Some of the Music Makers’ biggest hits at their shows are more active songs, like “Hokey Pokey.” Catsadimas said the audiences enjoy getting up and moving.
Some songs strike chords for other reasons.
“At one particular program, there were three gentlemen at the back of the room, and when we sang the military songs, they stood up, saluted, and cried,” Catsadimas said.
Though the group’s repertoire is sprinkled with equal parts Broadway, pop, and patriotic songs, nearly each listener is likely to find memories somewhere in the show.
That nostalgia serves the singers as well. Since most of the group has little to no experience singing, their memory of the songs gives them a template to work from, especially when they first start.
Over time, they work with Siegler to develop their voices and technique. Any singers induced into wistful daydreams by songs of their youth would be promptly brought back to reality by the director.
“I had to explain that while this is a democracy, when it comes to this, it isn’t,” Siegler said. “There is the person who’s got the baton or pencil or whatever, and you follow that person; otherwise, it’s just a sing along, and we may as well be in a bar.”

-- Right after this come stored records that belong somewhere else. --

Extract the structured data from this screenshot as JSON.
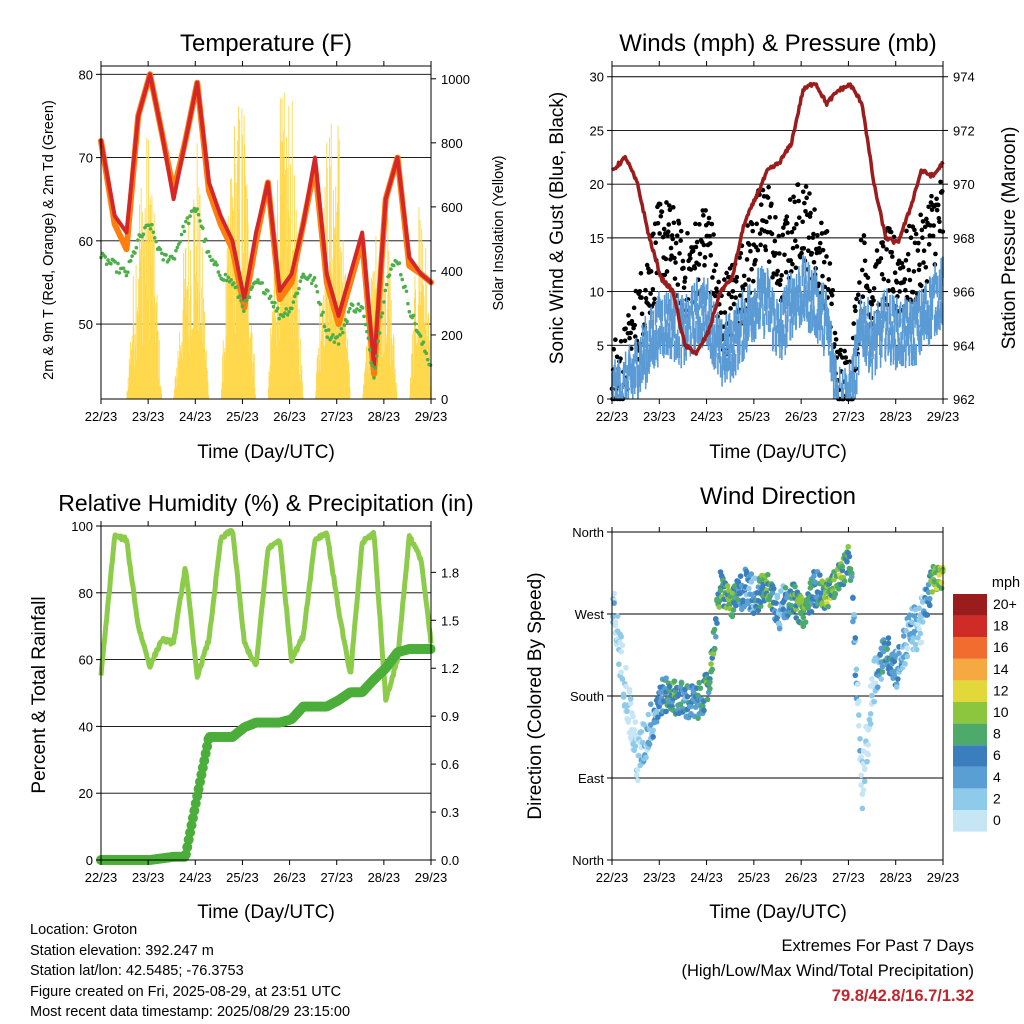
{
  "days": [
    "22/23",
    "23/23",
    "24/23",
    "25/23",
    "26/23",
    "27/23",
    "28/23",
    "29/23"
  ],
  "xlabel": "Time (Day/UTC)",
  "colors": {
    "temp_2m": "#d62728",
    "temp_9m": "#ff7f0e",
    "dewpoint": "#4daf4a",
    "insolation": "#ffd84d",
    "gust": "#000000",
    "wind": "#5b9bd5",
    "pressure": "#9b1c1c",
    "rh": "#8ccc4a",
    "rain": "#4cae3a"
  },
  "chart_data": [
    {
      "type": "line",
      "title": "Temperature (F)",
      "xlabel": "Time (Day/UTC)",
      "ylabel": "2m & 9m T (Red, Orange) & 2m Td (Green)",
      "ylabel_right": "Solar Insolation (Yellow)",
      "ylim": [
        41,
        81
      ],
      "ylim_right": [
        0,
        1040
      ],
      "yticks": [
        "50",
        "60",
        "70",
        "80"
      ],
      "yticks_right": [
        "0",
        "200",
        "400",
        "600",
        "800",
        "1000"
      ],
      "x": [
        22.96,
        23.25,
        23.5,
        23.75,
        24.0,
        24.25,
        24.5,
        24.75,
        25.0,
        25.25,
        25.5,
        25.75,
        26.0,
        26.25,
        26.5,
        26.75,
        27.0,
        27.25,
        27.5,
        27.75,
        28.0,
        28.25,
        28.5,
        28.75,
        29.0,
        29.25,
        29.5,
        29.75,
        29.96
      ],
      "series": [
        {
          "name": "2m T",
          "values": [
            72,
            63,
            61,
            75,
            80,
            73,
            65,
            72,
            79,
            67,
            63,
            60,
            53,
            61,
            67,
            54,
            56,
            62,
            70,
            56,
            51,
            56,
            61,
            45,
            65,
            70,
            58,
            56,
            55
          ]
        },
        {
          "name": "9m T",
          "values": [
            72,
            62,
            59,
            75,
            80,
            73,
            66,
            72,
            79,
            66,
            62,
            59,
            52,
            60,
            67,
            53,
            55,
            62,
            69,
            55,
            50,
            55,
            60,
            44,
            65,
            70,
            57,
            56,
            55
          ]
        },
        {
          "name": "2m Td",
          "values": [
            58,
            57,
            56,
            60,
            62,
            58,
            58,
            62,
            64,
            58,
            56,
            55,
            52,
            55,
            54,
            51,
            52,
            56,
            55,
            49,
            48,
            52,
            52,
            44,
            55,
            58,
            52,
            48,
            45
          ]
        },
        {
          "name": "Solar Insolation",
          "values": [
            0,
            0,
            0,
            700,
            900,
            0,
            0,
            550,
            850,
            0,
            0,
            900,
            1000,
            0,
            0,
            950,
            1000,
            0,
            0,
            850,
            950,
            0,
            0,
            500,
            700,
            0,
            0,
            800,
            150
          ]
        }
      ]
    },
    {
      "type": "scatter",
      "title": "Winds (mph) & Pressure (mb)",
      "xlabel": "Time (Day/UTC)",
      "ylabel": "Sonic Wind & Gust (Blue, Black)",
      "ylabel_right": "Station Pressure (Maroon)",
      "ylim": [
        0,
        31
      ],
      "ylim_right": [
        962,
        974.4
      ],
      "yticks": [
        "0",
        "5",
        "10",
        "15",
        "20",
        "25",
        "30"
      ],
      "yticks_right": [
        "962",
        "964",
        "966",
        "968",
        "970",
        "972",
        "974"
      ],
      "x": [
        22.96,
        23.25,
        23.5,
        23.75,
        24.0,
        24.25,
        24.5,
        24.75,
        25.0,
        25.25,
        25.5,
        25.75,
        26.0,
        26.25,
        26.5,
        26.75,
        27.0,
        27.25,
        27.5,
        27.75,
        28.0,
        28.25,
        28.5,
        28.75,
        29.0,
        29.25,
        29.5,
        29.75,
        29.96
      ],
      "series": [
        {
          "name": "Wind",
          "values": [
            1,
            2,
            4,
            6,
            8,
            8,
            7,
            9,
            9,
            5,
            6,
            8,
            10,
            10,
            7,
            10,
            11,
            10,
            8,
            1,
            1,
            8,
            6,
            8,
            7,
            7,
            8,
            10,
            11
          ]
        },
        {
          "name": "Gust",
          "values": [
            2,
            4,
            8,
            12,
            16,
            15,
            12,
            14,
            16,
            8,
            10,
            12,
            16,
            18,
            12,
            16,
            18,
            15,
            13,
            2,
            2,
            13,
            10,
            13,
            12,
            13,
            14,
            17,
            18
          ]
        },
        {
          "name": "Pressure",
          "values": [
            970.5,
            971,
            970,
            968,
            966.5,
            966,
            964,
            963.7,
            964.5,
            966,
            966.5,
            968.5,
            969.5,
            970.5,
            970.8,
            971.5,
            973.5,
            973.8,
            973,
            973.5,
            973.7,
            973,
            970,
            968,
            967.8,
            969,
            970.5,
            970.3,
            970.8
          ]
        }
      ]
    },
    {
      "type": "line",
      "title": "Relative Humidity (%) & Precipitation (in)",
      "xlabel": "Time (Day/UTC)",
      "ylabel": "Percent & Total Rainfall",
      "ylim": [
        0,
        100
      ],
      "ylim_right": [
        0,
        2.09
      ],
      "yticks": [
        "0",
        "20",
        "40",
        "60",
        "80",
        "100"
      ],
      "yticks_right": [
        "0.0",
        "0.3",
        "0.6",
        "0.9",
        "1.2",
        "1.5",
        "1.8"
      ],
      "x": [
        22.96,
        23.25,
        23.5,
        23.75,
        24.0,
        24.25,
        24.5,
        24.75,
        25.0,
        25.25,
        25.5,
        25.75,
        26.0,
        26.25,
        26.5,
        26.75,
        27.0,
        27.25,
        27.5,
        27.75,
        28.0,
        28.25,
        28.5,
        28.75,
        29.0,
        29.25,
        29.5,
        29.75,
        29.96
      ],
      "series": [
        {
          "name": "Relative Humidity",
          "values": [
            55,
            97,
            96,
            70,
            58,
            66,
            65,
            88,
            55,
            66,
            96,
            99,
            65,
            58,
            93,
            96,
            60,
            67,
            96,
            98,
            75,
            55,
            95,
            98,
            48,
            60,
            97,
            90,
            65
          ]
        },
        {
          "name": "Total Rainfall",
          "values": [
            0,
            0,
            0,
            0,
            0,
            0.01,
            0.02,
            0.02,
            0.4,
            0.77,
            0.77,
            0.77,
            0.83,
            0.86,
            0.86,
            0.86,
            0.88,
            0.96,
            0.96,
            0.96,
            1.0,
            1.05,
            1.05,
            1.13,
            1.2,
            1.3,
            1.32,
            1.32,
            1.32
          ]
        }
      ]
    },
    {
      "type": "scatter",
      "title": "Wind Direction",
      "xlabel": "Time (Day/UTC)",
      "ylabel": "Direction (Colored By Speed)",
      "ylim": [
        0,
        360
      ],
      "yticks": [
        "North",
        "East",
        "South",
        "West",
        "North"
      ],
      "colorbar_title": "mph",
      "colorbar_labels": [
        "0",
        "2",
        "4",
        "6",
        "8",
        "10",
        "12",
        "14",
        "16",
        "18",
        "20+"
      ],
      "colorbar_colors": [
        "#c6e6f6",
        "#8ecae9",
        "#5a9fd4",
        "#3a7ebd",
        "#4daa6a",
        "#8cc63e",
        "#e2d83a",
        "#f7a941",
        "#f26b2f",
        "#cf2b27",
        "#9b1c1c"
      ],
      "x": [
        23.0,
        23.5,
        24.0,
        24.25,
        24.5,
        24.75,
        25.0,
        25.25,
        25.5,
        25.75,
        26.0,
        26.25,
        26.5,
        26.75,
        27.0,
        27.25,
        27.5,
        27.75,
        28.0,
        28.25,
        28.5,
        28.75,
        29.0,
        29.25,
        29.5,
        29.75,
        29.95
      ],
      "series": [
        {
          "name": "Direction",
          "values": [
            270,
            110,
            180,
            180,
            175,
            170,
            190,
            300,
            280,
            300,
            290,
            300,
            275,
            290,
            270,
            300,
            290,
            310,
            330,
            80,
            200,
            230,
            210,
            250,
            260,
            310,
            310
          ]
        },
        {
          "name": "Speed",
          "values": [
            2,
            1,
            6,
            8,
            6,
            6,
            8,
            8,
            10,
            4,
            6,
            10,
            4,
            8,
            10,
            6,
            10,
            10,
            8,
            1,
            2,
            8,
            4,
            4,
            2,
            10,
            12
          ]
        }
      ]
    }
  ],
  "info": {
    "location": "Location: Groton",
    "elevation": "Station elevation: 392.247 m",
    "latlon": "Station lat/lon: 42.5485; -76.3753",
    "created": "Figure created on Fri, 2025-08-29, at 23:51 UTC",
    "recent": "Most recent data timestamp: 2025/08/29 23:15:00"
  },
  "extremes": {
    "title": "Extremes For Past 7 Days",
    "subtitle": "(High/Low/Max Wind/Total Precipitation)",
    "values": "79.8/42.8/16.7/1.32"
  }
}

But Siegler, who has a degree in music, isn’t always in conductor mode; she can be seen chatting with members during breaks, and she, like the others, must be flexible to fit the social schedules and winter travels of members.
“Sometimes I feel like a pretzel,” she said.
The group also has a gender imbalance. Nineteen of its twenty members are women, leaving Catsadimas as the sole male performer to anchor the group with lower notes.
Thankfully, Catsadimas has a deep, rich baritone voice and could not blend in with the other singers even if he wanted to. Catsadimas once belonged to a church choir that performed at the Civic Opera House in Chicago.
Yes, the Music Makers lack the seasoned rigidness of traditional choruses. But when the voices of the 20 members adhere as they did on “Besame Mucho” or on their next song – the more upbeat, yet less-sexy “Surrey with the Fringe on Top,” it’s easy to imagine them warming the hearts of their audience.